Saturday, June 22, 2013

Aunt Katie's Stuffed Tomatoes

You know a recipe is good when it comes handwritten on an index card covered in greasespots.

Sometimes the scruffiest things are the best things.

My mother learned how to cook from her Italian aunt-in-law, who learned how to cook from her French mother-in-law. Hence these stuffed Creole tomatoes.

What is a Creole tomato, you ask?

Tomatoes in an existential crisis. "I feel so empty inside!"
A Creole tomato is any variety of tomato grown in Louisiana. I don't know the science, but apparently Louisiana has special soil that produces extra-flavorful tomatoes. A real Creole is covered in splits and crags. That's how you know it's a good one.

Before bread crumbs
After bread crumbs


Unfortunately, and for reasons unbeknownst to me, it's hard to find those big, ugly, beautiful Creoles anymore. The Creoles at the market today are more proportional and less tasty. Still good, but not the same. Whatever happened to those ugly, delicious Creoles? We'll have to get Poppy Tooker on the case.

Agricultural mysteries aside, these stuffed tomatoes are I-spend-all-year-dreaming-about-June good. Plus, they freeze beautifully. 

Where did this saliva all over my keyboard come from? Oh, that's right-- my mouth.
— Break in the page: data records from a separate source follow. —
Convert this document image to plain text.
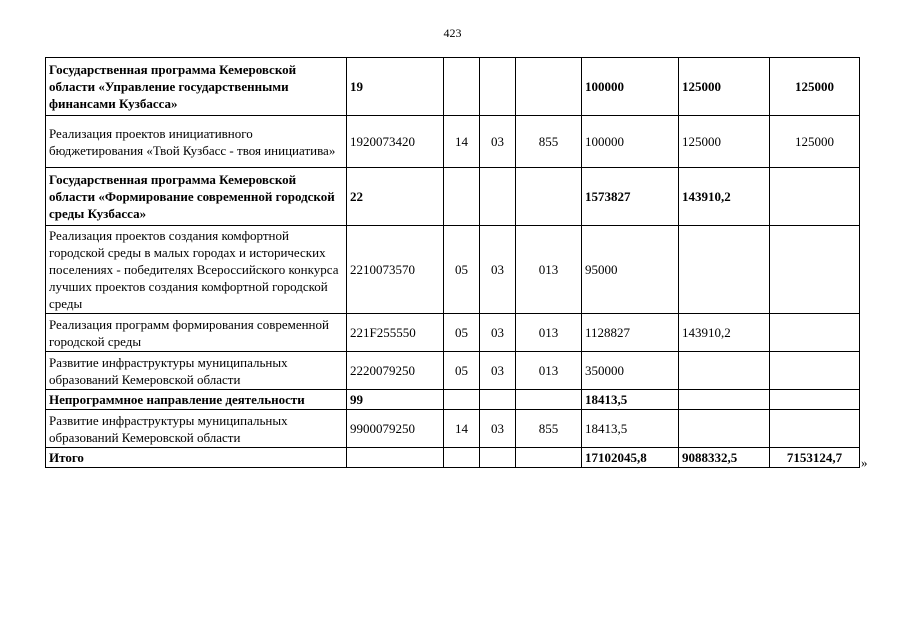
423
Государственная программа Кемеровской области «Управление государственными финансами Кузбасса»	19				100000	125000	125000
Реализация проектов инициативного бюджетирования «Твой Кузбасс - твоя инициатива»	1920073420	14	03	855	100000	125000	125000
Государственная программа Кемеровской области «Формирование современной городской среды Кузбасса»	22				1573827	143910,2	
Реализация проектов создания комфортной городской среды в малых городах и исторических поселениях - победителях Всероссийского конкурса лучших проектов создания комфортной городской среды	2210073570	05	03	013	95000		
Реализация программ формирования современной городской среды	221F255550	05	03	013	1128827	143910,2	
Развитие инфраструктуры муниципальных образований Кемеровской области	2220079250	05	03	013	350000		
Непрограммное направление деятельности	99				18413,5		
Развитие инфраструктуры муниципальных образований Кемеровской области	9900079250	14	03	855	18413,5		
Итого					17102045,8	9088332,5	7153124,7 »
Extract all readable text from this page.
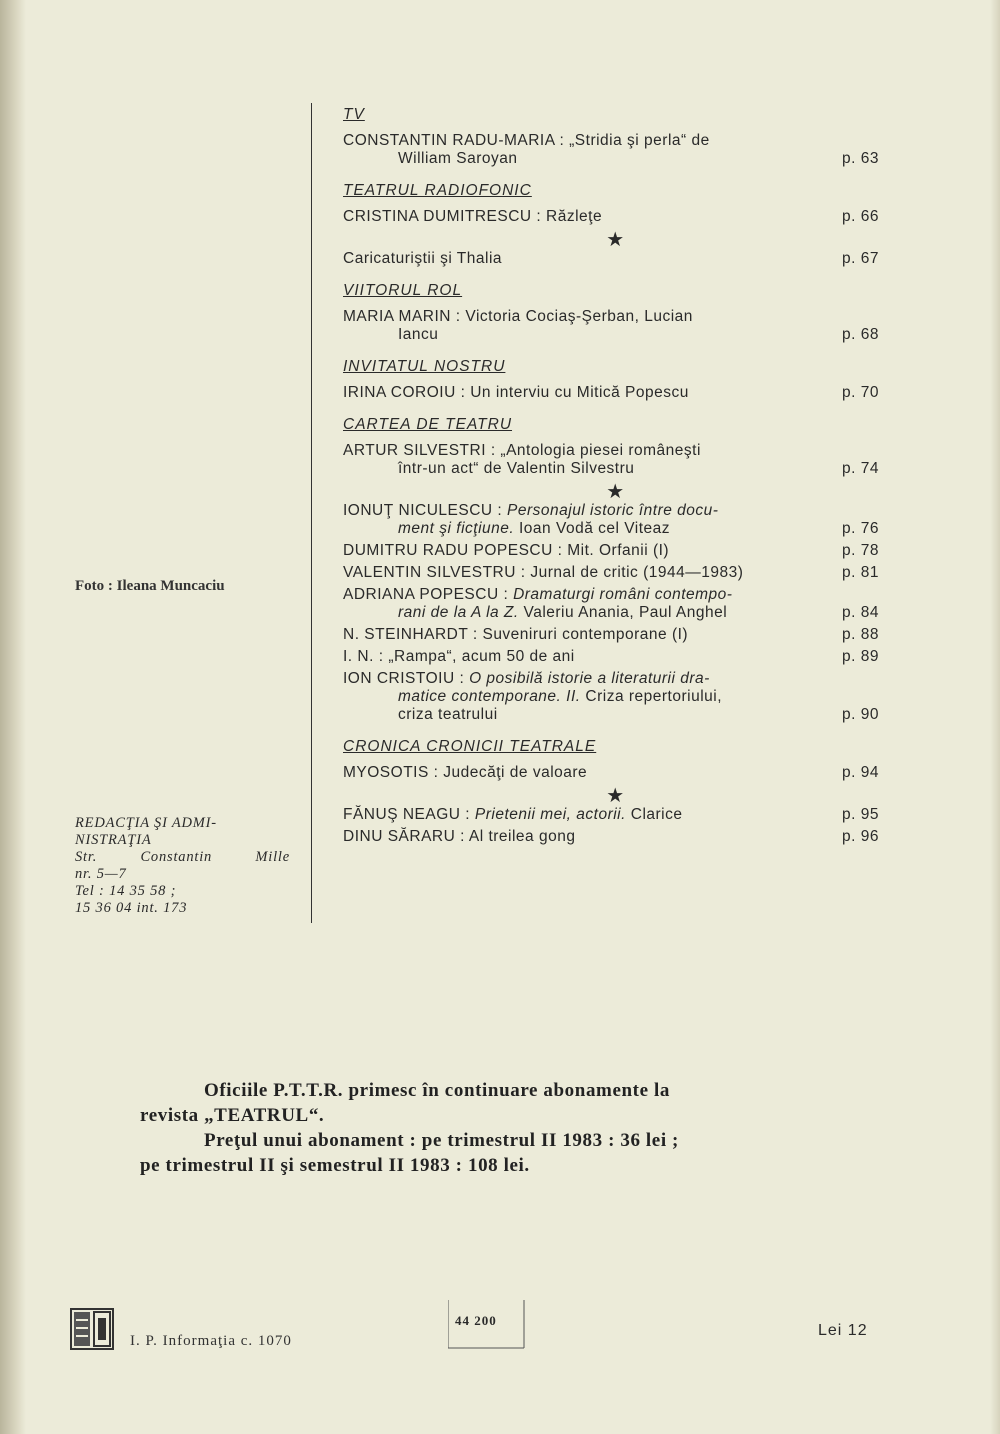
TV
CONSTANTIN RADU-MARIA : „Stridia şi perla“ de
William Saroyan	p. 63
TEATRUL RADIOFONIC
CRISTINA DUMITRESCU : Răzleţe	p. 66
★
Caricaturiştii şi Thalia	p. 67
VIITORUL ROL
MARIA MARIN : Victoria Cociaş-Şerban, Lucian
Iancu	p. 68
INVITATUL NOSTRU
IRINA COROIU : Un interviu cu Mitică Popescu	p. 70
CARTEA DE TEATRU
ARTUR SILVESTRI : „Antologia piesei româneşti
într-un act“ de Valentin Silvestru	p. 74
★
IONUŢ NICULESCU : Personajul istoric între docu-
ment şi ficţiune. Ioan Vodă cel Viteaz	p. 76
DUMITRU RADU POPESCU : Mit. Orfanii (I)	p. 78
VALENTIN SILVESTRU : Jurnal de critic (1944—1983)	p. 81
ADRIANA POPESCU : Dramaturgi români contempo-
rani de la A la Z. Valeriu Anania, Paul Anghel	p. 84
N. STEINHARDT : Suveniruri contemporane (I)	p. 88
I. N. : „Rampa“, acum 50 de ani	p. 89
ION CRISTOIU : O posibilă istorie a literaturii dra-
matice contemporane. II. Criza repertoriului,
criza teatrului	p. 90
CRONICA CRONICII TEATRALE
MYOSOTIS : Judecăţi de valoare	p. 94
★
FĂNUŞ NEAGU : Prietenii mei, actorii. Clarice	p. 95
DINU SĂRARU : Al treilea gong	p. 96
Foto : Ileana Muncaciu
REDACŢIA ŞI ADMI-
NISTRAŢIA
Str.	Constantin	Mille
nr. 5—7
Tel : 14 35 58 ;
15 36 04 int. 173

Oficiile P.T.T.R. primesc în continuare abonamente la

revista „TEATRUL“.

Preţul unui abonament : pe trimestrul II 1983 : 36 lei ;

pe trimestrul II şi semestrul II 1983 : 108 lei.

I. P. Informaţia c. 1070
44 200
Lei 12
Recipe: Stuffed Creole Tomatoes


6 tomatoes
1 onion, chopped
3 cloves garlic, minced
2 green onions, chopped
1/2-1 hot pepper, chopped (or a pinch of cayenne)
1 1/2 cups bread crumbs
ham seasoning (or not, if you're a pescetarian like me...they're also delicious sans animaux)

Scoop pulp out of tomatoes and set in a bowl. Fry onion in cooking oil until brown. Then add ham (if using), green onion, garlic, and pepper. Cook until all browns. Add tomato pulp and cook for about 10 minutes. Let boil and add salt. Add about 1 1/2 cups of bread crumbs. Mixture should have a pasty consistency. Cook for a while. Turn off fire, add parsley, and mix well.

Fill tomato shells with mixture. Top with bread crumbs and a pat of butter. Place in foil-lined pan Do not place in a foil-lined pan! Aunt Katie didn't know it, but acid and aluminum do not mix. Place in a pan and bake at 450 degrees until bread crumbs brown.